Eph-ephrin bidirectional signaling. (A) Transmembrane Eph receptor tyrosine kinases consist of a ligand binding domain (purple semi-circle), cysteine-rich EGF-like motif (yellow rectangle), and fibronectin type III repeats (green rectangle) in the extracellular region and have a tyrosine kinase domain (blue oval), SAM domain (red triangle), and a PDZ-binding motif (green hexagon) intracellularly. The extracellular and intracellular domains are linked by a transmembrane domain. Eph receptors are divided into two classes, EphAs, and EphBs, and bind to membrane-bound ligands called ephrins.
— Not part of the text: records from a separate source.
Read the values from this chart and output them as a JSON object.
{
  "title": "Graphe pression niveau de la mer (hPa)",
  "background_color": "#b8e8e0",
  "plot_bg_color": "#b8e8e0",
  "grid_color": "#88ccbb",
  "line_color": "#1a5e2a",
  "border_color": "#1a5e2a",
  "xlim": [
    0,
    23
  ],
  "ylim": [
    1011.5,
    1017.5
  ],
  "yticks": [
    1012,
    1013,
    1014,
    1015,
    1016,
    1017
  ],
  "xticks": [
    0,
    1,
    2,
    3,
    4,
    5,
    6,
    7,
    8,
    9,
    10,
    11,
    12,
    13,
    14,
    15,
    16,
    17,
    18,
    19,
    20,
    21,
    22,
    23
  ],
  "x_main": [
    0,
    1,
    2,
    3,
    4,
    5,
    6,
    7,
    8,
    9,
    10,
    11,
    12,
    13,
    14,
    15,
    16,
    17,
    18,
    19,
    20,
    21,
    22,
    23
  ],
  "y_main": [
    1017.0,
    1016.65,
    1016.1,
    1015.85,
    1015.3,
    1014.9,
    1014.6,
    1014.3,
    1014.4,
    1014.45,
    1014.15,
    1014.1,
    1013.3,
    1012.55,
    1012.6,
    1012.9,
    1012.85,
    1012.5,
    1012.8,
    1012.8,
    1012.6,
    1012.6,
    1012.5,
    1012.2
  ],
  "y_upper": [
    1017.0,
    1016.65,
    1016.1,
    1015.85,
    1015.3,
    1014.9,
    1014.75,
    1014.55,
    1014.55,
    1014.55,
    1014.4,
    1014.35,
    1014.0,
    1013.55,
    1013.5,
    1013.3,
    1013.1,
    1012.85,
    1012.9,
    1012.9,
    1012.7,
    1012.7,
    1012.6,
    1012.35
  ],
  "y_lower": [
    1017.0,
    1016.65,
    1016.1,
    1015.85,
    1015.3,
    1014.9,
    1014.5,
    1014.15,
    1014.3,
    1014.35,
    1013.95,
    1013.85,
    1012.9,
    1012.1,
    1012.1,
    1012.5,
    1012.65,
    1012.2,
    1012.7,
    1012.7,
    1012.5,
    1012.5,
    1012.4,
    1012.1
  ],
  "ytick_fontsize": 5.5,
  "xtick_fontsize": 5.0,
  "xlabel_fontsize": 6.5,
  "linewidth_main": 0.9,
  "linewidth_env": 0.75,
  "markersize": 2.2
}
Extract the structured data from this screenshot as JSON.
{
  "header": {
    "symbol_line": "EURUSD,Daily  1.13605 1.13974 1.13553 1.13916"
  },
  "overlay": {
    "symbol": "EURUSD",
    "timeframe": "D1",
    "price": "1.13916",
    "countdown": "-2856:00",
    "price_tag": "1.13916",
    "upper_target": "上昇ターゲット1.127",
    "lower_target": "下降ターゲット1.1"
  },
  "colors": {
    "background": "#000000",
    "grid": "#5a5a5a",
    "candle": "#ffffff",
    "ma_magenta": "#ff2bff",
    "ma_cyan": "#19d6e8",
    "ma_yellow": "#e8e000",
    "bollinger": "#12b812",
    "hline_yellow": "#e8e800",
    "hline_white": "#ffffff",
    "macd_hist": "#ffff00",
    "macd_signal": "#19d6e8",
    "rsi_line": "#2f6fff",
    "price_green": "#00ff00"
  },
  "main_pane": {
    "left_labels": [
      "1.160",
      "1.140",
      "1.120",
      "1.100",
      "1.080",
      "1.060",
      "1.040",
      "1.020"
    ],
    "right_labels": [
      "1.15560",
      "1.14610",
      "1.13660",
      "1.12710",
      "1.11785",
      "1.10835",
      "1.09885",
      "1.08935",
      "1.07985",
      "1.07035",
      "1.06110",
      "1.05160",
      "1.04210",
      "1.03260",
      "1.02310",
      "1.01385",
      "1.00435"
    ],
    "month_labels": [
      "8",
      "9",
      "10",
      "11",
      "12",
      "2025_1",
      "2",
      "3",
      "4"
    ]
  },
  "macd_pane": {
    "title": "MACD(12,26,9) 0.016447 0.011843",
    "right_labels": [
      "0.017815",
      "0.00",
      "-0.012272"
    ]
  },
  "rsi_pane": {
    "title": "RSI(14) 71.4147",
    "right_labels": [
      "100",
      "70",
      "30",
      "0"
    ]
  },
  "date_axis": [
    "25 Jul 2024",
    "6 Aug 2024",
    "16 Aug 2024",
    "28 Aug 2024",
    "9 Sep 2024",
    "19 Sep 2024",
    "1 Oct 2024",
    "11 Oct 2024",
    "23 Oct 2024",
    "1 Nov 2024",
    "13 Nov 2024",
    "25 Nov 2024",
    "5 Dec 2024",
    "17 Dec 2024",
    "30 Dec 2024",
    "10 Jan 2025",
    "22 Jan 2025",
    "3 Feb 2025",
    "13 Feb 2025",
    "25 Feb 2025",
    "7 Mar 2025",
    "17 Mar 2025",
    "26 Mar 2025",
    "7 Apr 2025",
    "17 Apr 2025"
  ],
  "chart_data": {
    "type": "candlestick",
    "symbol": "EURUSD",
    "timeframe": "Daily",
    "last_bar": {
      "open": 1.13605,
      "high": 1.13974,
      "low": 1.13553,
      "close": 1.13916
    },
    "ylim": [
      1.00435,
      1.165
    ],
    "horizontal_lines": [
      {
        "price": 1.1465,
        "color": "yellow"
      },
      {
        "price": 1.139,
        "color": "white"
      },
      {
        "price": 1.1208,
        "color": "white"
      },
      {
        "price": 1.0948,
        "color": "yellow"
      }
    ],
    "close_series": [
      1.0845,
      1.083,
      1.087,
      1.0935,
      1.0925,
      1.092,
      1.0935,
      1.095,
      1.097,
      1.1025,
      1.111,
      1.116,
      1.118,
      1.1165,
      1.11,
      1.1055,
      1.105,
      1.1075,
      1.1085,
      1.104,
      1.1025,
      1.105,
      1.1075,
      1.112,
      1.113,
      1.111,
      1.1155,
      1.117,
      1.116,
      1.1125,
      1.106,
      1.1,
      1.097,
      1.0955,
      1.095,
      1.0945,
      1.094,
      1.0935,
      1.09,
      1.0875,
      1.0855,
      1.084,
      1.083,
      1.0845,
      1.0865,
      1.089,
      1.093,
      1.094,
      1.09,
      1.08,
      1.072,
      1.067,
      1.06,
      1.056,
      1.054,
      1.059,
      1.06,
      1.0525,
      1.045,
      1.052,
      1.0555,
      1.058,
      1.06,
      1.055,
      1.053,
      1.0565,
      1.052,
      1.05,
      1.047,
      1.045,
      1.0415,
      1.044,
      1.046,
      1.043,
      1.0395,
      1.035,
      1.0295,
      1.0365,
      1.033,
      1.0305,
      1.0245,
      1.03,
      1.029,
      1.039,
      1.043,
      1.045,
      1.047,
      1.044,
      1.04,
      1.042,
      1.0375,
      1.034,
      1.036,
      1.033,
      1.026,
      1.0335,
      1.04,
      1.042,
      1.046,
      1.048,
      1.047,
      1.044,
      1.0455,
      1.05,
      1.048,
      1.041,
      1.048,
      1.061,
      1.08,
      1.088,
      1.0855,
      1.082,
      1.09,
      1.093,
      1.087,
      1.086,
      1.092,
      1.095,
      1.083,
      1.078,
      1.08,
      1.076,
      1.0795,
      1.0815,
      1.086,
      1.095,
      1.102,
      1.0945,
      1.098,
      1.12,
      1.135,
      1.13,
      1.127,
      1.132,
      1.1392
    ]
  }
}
Ephrin-As are membrane-anchored via a glycosylphosphatidylinositol (GPI) moiety, and ephrin-Bs have a transmembrane domain with a short cytoplasmic extension containing a PDZ-binding motif (orange hexagon) for autophosphorylation. (B) Binding of Ephs to ephrins leads to bidirectional signaling with forward signaling in the Eph-bearing cell and reverse signaling in the ephrin-bearing cell through phosphorylation of tyrosine residues. Downstream activation of various kinases and pathways has been reviewed in detail previously (Pasquale, 2008). Illustration not drawn to scale and created with the aid of BioRender.com.